- Living single torrents pro#
- Living single torrents torrent#
I'll at least run through the big numbers so you can fudge the math in whatever way makes you feel better (if you're pro or anti pirating). The top range is, as others have said, impossible to calculate. A great many torrenting computers are on for other purposes, as are all of the network connections between them. Posted by kdar at 10:33 AM on March 8, 2009Īt the lower bounds the answer is: negligible. You're going to have to make assumptions about this: do you include the entire carbon footprint of the manufacture of the computer hardware? Probably not, but how much of that should you consider? How about the networking gear? It's a complicated problem, so however you do choose to calculate this you're going to want to be upfront about your assumptions and method.
some sort of assumption of how much energy is used by routers and such in transmitting the data over the Internet, if this is even possible to find.Īnd it goes on.some sort of an assumption on the average electricity use per-node, taking into account that this can vary wildly depending on whether the node is somebody's laptop or a server in an actively cooled and staffed datacenter somewhere.related to above, the average seed:leech ratio, so you can figure out how much time each node spends seeding and each node spends leeching.
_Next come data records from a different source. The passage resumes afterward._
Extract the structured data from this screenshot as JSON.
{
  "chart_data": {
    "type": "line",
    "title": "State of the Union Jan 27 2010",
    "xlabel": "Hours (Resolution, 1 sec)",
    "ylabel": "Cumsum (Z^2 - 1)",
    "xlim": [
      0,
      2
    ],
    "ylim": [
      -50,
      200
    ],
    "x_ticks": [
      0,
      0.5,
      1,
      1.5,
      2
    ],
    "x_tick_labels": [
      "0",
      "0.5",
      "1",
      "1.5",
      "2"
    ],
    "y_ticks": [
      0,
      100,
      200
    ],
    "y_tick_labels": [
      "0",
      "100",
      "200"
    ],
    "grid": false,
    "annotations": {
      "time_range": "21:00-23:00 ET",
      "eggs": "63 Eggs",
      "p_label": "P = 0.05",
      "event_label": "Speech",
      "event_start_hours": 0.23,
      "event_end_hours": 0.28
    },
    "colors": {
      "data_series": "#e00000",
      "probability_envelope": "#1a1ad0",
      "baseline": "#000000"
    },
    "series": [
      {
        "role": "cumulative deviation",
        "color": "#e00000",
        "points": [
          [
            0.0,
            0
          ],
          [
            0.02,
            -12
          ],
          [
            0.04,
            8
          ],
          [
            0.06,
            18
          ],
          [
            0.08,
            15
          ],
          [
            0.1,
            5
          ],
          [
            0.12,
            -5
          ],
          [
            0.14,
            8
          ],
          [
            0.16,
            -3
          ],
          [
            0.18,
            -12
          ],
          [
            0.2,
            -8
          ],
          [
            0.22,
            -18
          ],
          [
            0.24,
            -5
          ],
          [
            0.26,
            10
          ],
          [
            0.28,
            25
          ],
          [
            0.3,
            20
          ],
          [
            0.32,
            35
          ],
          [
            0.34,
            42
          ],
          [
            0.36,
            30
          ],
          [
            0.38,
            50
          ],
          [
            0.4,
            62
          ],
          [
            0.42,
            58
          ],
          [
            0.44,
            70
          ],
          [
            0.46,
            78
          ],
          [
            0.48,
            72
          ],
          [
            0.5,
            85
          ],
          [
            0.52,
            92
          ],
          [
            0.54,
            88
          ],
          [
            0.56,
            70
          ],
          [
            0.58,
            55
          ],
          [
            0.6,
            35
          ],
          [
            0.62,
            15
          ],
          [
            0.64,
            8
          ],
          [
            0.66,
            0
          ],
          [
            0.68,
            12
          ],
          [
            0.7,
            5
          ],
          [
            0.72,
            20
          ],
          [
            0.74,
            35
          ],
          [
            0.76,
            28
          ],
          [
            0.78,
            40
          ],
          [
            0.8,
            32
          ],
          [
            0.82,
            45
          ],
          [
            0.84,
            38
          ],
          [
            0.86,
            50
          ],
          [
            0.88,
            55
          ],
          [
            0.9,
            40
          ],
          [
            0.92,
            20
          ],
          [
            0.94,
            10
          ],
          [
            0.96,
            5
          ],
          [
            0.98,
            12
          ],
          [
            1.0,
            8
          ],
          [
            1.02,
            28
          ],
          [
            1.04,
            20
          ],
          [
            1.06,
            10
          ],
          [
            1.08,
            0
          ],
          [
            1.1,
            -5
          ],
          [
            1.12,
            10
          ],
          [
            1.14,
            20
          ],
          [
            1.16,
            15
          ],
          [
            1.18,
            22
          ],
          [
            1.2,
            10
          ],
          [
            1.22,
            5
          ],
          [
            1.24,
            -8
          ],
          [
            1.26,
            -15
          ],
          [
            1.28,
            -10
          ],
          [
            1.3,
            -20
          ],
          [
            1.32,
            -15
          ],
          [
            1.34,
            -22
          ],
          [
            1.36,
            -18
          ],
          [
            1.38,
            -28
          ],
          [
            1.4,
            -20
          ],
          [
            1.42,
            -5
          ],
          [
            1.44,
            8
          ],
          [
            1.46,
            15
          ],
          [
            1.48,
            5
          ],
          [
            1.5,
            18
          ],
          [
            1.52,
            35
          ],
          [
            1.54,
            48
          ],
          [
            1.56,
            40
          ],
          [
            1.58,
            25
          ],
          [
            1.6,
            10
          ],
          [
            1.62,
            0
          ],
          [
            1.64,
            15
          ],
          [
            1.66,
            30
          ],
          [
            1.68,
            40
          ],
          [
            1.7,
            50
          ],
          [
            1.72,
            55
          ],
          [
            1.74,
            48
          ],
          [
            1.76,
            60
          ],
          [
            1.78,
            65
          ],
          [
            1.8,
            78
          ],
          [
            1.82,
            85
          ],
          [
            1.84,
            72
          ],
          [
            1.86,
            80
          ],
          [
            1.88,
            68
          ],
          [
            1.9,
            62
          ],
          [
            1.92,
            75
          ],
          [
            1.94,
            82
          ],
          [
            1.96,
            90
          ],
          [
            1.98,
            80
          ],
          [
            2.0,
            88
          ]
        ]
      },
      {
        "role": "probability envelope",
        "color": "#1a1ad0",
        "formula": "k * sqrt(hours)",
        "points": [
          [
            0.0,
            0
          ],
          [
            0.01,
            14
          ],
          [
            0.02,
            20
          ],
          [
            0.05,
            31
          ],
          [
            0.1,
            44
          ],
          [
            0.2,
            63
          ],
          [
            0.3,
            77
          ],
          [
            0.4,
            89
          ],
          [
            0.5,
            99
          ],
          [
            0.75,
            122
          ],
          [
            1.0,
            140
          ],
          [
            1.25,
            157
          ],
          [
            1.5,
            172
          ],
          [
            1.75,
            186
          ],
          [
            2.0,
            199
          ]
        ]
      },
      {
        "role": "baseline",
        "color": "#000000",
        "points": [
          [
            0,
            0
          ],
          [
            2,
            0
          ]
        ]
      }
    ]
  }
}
Living single torrents torrent#
average bandwidth of a node, both up and down (so you can figure out how long it takes a node to seed the torrent as well as how long it takes to leech this is probably going to be the most complicated part). how many nodes have leeched the torrent. how many nodes are seeding the torrent. If you wanted to come up with some sort of formula to approximate this, you'd want to figure out: The problem with calculating something like this is that torrents are just so variable that, like metalheart and smackfu say, it's nearly impossible to get a fix on this. Posted by smackfu at 10:26 AM on March 8, 2009 People doing stuff uses a lot more carbon than computers doing stuff. Again impossible to connect to a single torrent download.īut in truth, the biggest carbon footprint of a torrent is due to the activities by those who are trying to shut them down. You could also argue that torrents enable people to use much more of their allotted bandwidth, which increases the overall traffic passing through the ISPs, which requires more hardware like routers to be turned on, which requires more power. But it's virtually impossible to relate that to a single torrent download, especially since most of the computers may have dozens of simultaneous torrents available, and if you weren't downloading one, someone else would be downloading another. OTOH, you could argue that a lot of computers are left on all the time, where they wouldn't be otherwise, just to keep torrents going. As long as the torrent is being sent over a path that would be live anyway, and most are, it wouldn't use much of anything. The incremental energy used to actually send data over a link is negligible, relative to the power required to have the link live in the first place. You could make a good argument that it is zero.